Il Messaggero, 29 novembre 2016
Il picco della fuga di capitali. Uscite in aumento nel 2016
ROMA L’ultimatum di Donald Trump a Cuba è la nuova variabile sullo scacchiere mondiale dove Jean Claude Juncker si è apertamente schierato con il partito del Sì al referendum italiano. Sale la tensione per l’incertezza del risultato referendario e i 90 miliardi di attività finanziarie italiane già liquidati dagli investitori esteri da inizio anno potrebbero salire ancora in parallelo alla tensione sui rendimenti del btp. Il deflusso degli investimenti esteri è iniziato da settembre e, secondo documenti riservati delle Autorità monetarie consultati dal Messaggero, negli ultimi giorni sarebbe aumentato.
Ieri lo spread è tornato a superare quota 190 e la forbice con i bonos della Spagna che è il paese con la classe di rischio più vicina all’Italia, era di 50 punti così come si allarga il range di Target2, che è lo sbilancio dei saldi di Bankitalia verso le altre banche centrali europee di oltre 300 miliardi, il livello più elevato anche rispetto al periodo della crisi acuta del debito (2011): all’epoca picchi furono raggiunti nel primo semestre 2012, attorno a 270 miliardi, comunque meno di oggi. Questo termometro rappresenta una cartina al tornasole della fuga degli investitori italiani verso l’estero con uno spostamento a favore del risparmio gestito.
SCARTO NETTO DELLO SPREAD
Ci sono due motori dietro la fuoriuscita di capitali. Il primo deriva dal cambiamento delle abitudini di risparmio delle famiglie italiane con riduzione del possesso di obbligazioni e acquisto di fondi comuni.
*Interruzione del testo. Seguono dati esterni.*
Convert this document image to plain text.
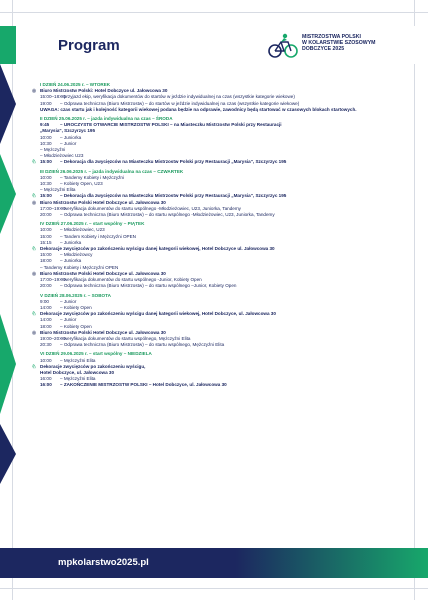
Program	MISTRZOSTWA POLSKI
W KOLARSTWIE SZOSOWYM
DOBCZYCE 2025
I DZIEŃ 24.06.2025 r. – WTOREK
◉ Biuro Mistrzostw Polski: Hotel Dobczyce ul. Jałowcowa 30
15:00–18:00– przyjazd ekip, weryfikacja dokumentów do startów w jeździe indywidualnej na czas (wszystkie kategorie wiekowe)
19:00 – Odprawa techniczna (Biuro Mistrzostw) – do startów w jeździe indywidualnej na czas (wszystkie kategorie wiekowe)
UWAGA: czas startu jak i kolejność kategorii wiekowej podana będzie na odprawie, zawodnicy będą startować w czasowych blokach startowych.
II DZIEŃ 25.06.2025 r. – jazda indywidualna na czas – ŚRODA
9:45 – UROCZYSTE OTWARCIE MISTRZOSTW POLSKI – na Miasteczku Mistrzostw Polski przy Restauracji
„Marysia", Szczyrzyc 195
10:00 – Juniorka
10:30 – Junior
– Mężczyźni
– Młodzieżowiec U23
♘ 15:00 – Dekoracja dla zwycięzców na Miasteczku Mistrzostw Polski przy Restauracji „Marysia", Szczyrzyc 195
III DZIEŃ 26.06.2025 r. – jazda indywidualna na czas – CZWARTEK
10:00 – Tandemy Kobiety i Mężczyźni
10:30 – Kobiety Open, U23
– Mężczyźni Elita
♘ 15:00 – Dekoracja dla zwycięzców na Miasteczku Mistrzostw Polski przy Restauracji „Marysia", Szczyrzyc 195
◉ Biuro Mistrzostw Polski Hotel Dobczyce ul. Jałowcowa 30
17:00–19:00– weryfikacja dokumentów do startu wspólnego -Młodzieżowiec, U23, Juniorka, Tandemy
20:00 – Odprawa techniczna (Biuro Mistrzostw) – do startu wspólnego -Młodzieżowiec, U23, Juniorka, Tandemy
IV DZIEŃ 27.06.2025 r. – start wspólny – PIĄTEK
10:00 – Młodzieżowiec, U23
15:00 – Tandem Kobiety i Mężczyźni OPEN
15:15 – Juniorka
♘ Dekoracje zwycięzców po zakończeniu wyścigu danej kategorii wiekowej, Hotel Dobczyce ul. Jałowcowa 30
15:00 – Młodzieżowcy
18:00 – Juniorka
– Tandemy Kobiety i Mężczyźni OPEN
◉ Biuro Mistrzostw Polski Hotel Dobczyce ul. Jałowcowa 30
17:00–19:00– weryfikacja dokumentów do startu wspólnego -Junior, Kobiety Open
20:00 – Odprawa techniczna (Biuro Mistrzostw) – do startu wspólnego –Junior, Kobiety Open
V DZIEŃ 28.06.2025 r. – SOBOTA
9:00 – Junior
14:00 – Kobiety Open
♘ Dekoracje zwycięzców po zakończeniu wyścigu danej kategorii wiekowej, Hotel Dobczyce, ul. Jałowcowa 30
14:00 – Junior
18:00 – Kobiety Open
◉ Biuro Mistrzostw Polski Hotel Dobczyce ul. Jałowcowa 30
19:00–20:00– weryfikacja dokumentów do startu wspólnego, Mężczyźni Elita
20:30 – Odprawa techniczna (Biuro Mistrzostw) – do startu wspólnego, Mężczyźni Elita
VI DZIEŃ 29.06.2025 r. – start wspólny – NIEDZIELA
10:00 – Mężczyźni Elita
♘ Dekoracje zwycięzców po zakończeniu wyścigu,
Hotel Dobczyce, ul. Jałowcowa 30
16:00 – Mężczyźni Elita
16:00 – ZAKOŃCZENIE MISTRZOSTW POLSKI – Hotel Dobczyce, ul. Jałowcowa 30
mpkolarstwo2025.pl
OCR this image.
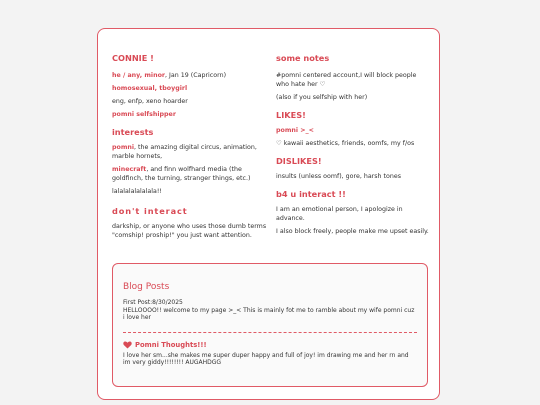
CONNIE !

he / any, minor, Jan 19 (Capricorn)

homosexual, tboygirl

eng, enfp, xeno hoarder

pomni selfshipper

interests

pomni, the amazing digital circus, animation, marble hornets,

minecraft, and finn wolfhard media (the goldfinch, the turning, stranger things, etc.)

lalalalalalalala!!

don't interact

darkship, or anyone who uses those dumb terms "comship! proship!" you just want attention.

some notes

#pomni centered account,I will block people who hate her ♡

(also if you selfship with her)

LIKES!

pomni >_<

♡ kawaii aesthetics, friends, oomfs, my f/os

DISLIKES!

insults (unless oomf), gore, harsh tones

b4 u interact !!

I am an emotional person, I apologize in advance.

I also block freely, people make me upset easily.

Blog Posts

First Post:8/30/2025

HELLOOOO!! welcome to my page >_< This is mainly fot me to ramble about my wife pomni cuz i love her

Pomni Thoughts!!!

I love her sm...she makes me super duper happy and full of joy! im drawing me and her rn and im very giddy!!!!!!!! AUGAHDGG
In genere il portafoglio di fondi comuni è più diversificato e questo processo ha portato dal 2014 all’acquisto di attività estere. Nel corso del 2016 si è passati dai 14 miliardi di maggio ai 3 miliardi di agosto. Il secondo fattore è legato all’atteggiamento di investitori esteri che vendono più di quanto comprano: il picco delle vendite è stato raggiunto il mese scorso con 25 miliardi.
La pressione sugli spread comunque non è causata solo dal referendum dove c’è da considerare uno scarto netto fisiologico di 20 punti base impermeabile alle tensioni attuali. Sulla pressione anche la tendenza globale al rialzo dei tassi influisce con effetti più pesanti sui paesi molto indebitati. Dalle elezione Usa a oggi c’è stato un aumento dei tassi sulle curve governative: già questo solo fattore dovrebbe causare l’aumento degli spread.
Non va dimenticato, poi, che non è ancora chiara la decisione della Bce sull’estensione del programma Pspp (acquisto bond corporate). Se il programma non verrà esteso, verrebbe meno la rete di protezione sui titoli di stato: questa incertezza alimenta la tensione sugli spread. C’è una componente di aspettativa di inflazione, il mercato comincia a pensare che il ciclo di ribasso del costo della vita sia terminato e quindi va ad accentuare il rialzo dei tassi globali.
TITOLI IN PORTAFOGLIO
Il referendum e la crisi di governo ha fatto rispuntare sulla stampa internazionale l’allarme sul debito alto, la sua sostenibilità, i problemi delle banche legati agli npl, facendo da catalizzatore nella semina dei dubbi sulla stabilità del sistema. Due agenzie – Fitch e Dbrs – hanno messo sotto osservazione l’Italia. La prima può essere ignorata avendo i mercati già scontato la tripla B+. L’altra ha assegnato il livello A: questo singolo rating mantiene i margini di garanzia quando si partecipa alle aste Bce analoghi a quelli applicate a Francia e Germania. Se l’agenzia canadese, la quarta società di rating del mondo, declassasse l’Italia, il Paese passerebbe a una categoria inferiore e le garanzie verrebbero svalutate di più: una banca che dovesse chiedere prestiti a Francoforte dovrebbe avere in bilancio più titoli stanziabili.
La Bce si riunirà l’8 dicembre. L’annuncio di una estensione a settembre 2017 per esempio di 80 miliardi sarebbe un potenziamento del programma che alleggerirebbe le tensioni sugli spread. I titoli di stato in portafoglio degli investitori si ridurrebbero: 192 miliardi.